I read your quarterly with great and sustained interest; its articles, graphs, and tables are always well done in every area, and they are easy to read—which is not always the case with other publications.
The complaint I should like to make in this letter is not a direct one, for as you mention in an article, “ODA from developed countries” (June 1983), you use the data from each country…as you receive them. In Table 2, p. 29, France, my country, appears—with the exception of the Netherlands and Sweden—to be by far the most generous. Fortunately, you do mention in the text that the ODA percentage of GNP quoted for 1981 included the ODT (Overseas Departments and Territories)!
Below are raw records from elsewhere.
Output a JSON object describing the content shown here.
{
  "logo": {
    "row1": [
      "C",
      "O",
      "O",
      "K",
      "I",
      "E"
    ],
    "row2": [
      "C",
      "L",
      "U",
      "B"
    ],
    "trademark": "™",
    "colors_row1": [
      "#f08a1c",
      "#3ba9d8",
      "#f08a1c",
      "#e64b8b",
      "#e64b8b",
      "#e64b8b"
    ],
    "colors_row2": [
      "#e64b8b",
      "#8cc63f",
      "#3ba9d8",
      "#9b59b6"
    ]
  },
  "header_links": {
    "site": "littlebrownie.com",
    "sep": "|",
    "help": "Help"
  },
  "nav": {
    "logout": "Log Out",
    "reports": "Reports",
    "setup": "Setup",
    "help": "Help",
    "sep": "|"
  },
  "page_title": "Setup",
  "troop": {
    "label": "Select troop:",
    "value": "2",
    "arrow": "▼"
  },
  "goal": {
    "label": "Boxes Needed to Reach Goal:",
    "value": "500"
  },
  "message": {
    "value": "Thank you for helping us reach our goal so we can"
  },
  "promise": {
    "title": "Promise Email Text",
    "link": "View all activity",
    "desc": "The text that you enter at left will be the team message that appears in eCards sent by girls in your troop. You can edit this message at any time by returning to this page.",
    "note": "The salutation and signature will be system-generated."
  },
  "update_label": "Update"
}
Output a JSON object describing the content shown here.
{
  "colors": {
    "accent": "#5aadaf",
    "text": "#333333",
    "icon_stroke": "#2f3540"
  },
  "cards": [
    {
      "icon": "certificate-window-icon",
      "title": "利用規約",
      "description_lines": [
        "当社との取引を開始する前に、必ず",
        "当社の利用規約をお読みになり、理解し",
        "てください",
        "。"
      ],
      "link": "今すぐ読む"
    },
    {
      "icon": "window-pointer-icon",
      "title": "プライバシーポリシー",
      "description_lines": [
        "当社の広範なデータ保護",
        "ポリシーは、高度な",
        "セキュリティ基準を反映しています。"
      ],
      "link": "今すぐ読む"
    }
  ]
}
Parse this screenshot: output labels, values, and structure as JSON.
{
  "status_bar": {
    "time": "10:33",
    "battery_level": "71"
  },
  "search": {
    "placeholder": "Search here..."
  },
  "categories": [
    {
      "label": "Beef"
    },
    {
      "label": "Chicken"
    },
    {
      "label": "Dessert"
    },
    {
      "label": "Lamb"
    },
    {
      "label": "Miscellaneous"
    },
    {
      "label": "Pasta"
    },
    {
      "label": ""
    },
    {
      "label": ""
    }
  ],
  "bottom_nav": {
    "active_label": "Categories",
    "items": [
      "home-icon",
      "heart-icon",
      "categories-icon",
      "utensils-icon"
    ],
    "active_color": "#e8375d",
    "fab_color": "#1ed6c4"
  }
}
For 20 years I have been urging in France and in Portugal that the following not be included as assistance to developing countries: assistance to colonies (this is the result of an historic process) and assistance to the ODT, which are regarded as départements (and I am far from wanting these countries to separate from France). A distinction should be made between grants and loans. Although some progress has been made in this respect, it is not enough.
I feel that an institution such as yours should have made an effort to include in this table, not a little footnote which most people will not read, but a separate heading for the figures, even if only approximate, for: ODT (which accounted for 40 percent of ODA in 1981) and assistance to foreign countries.
Naturally, every country tends to favor its former territories, or countries to which it is close; this is normal but it should not be represented as ODA.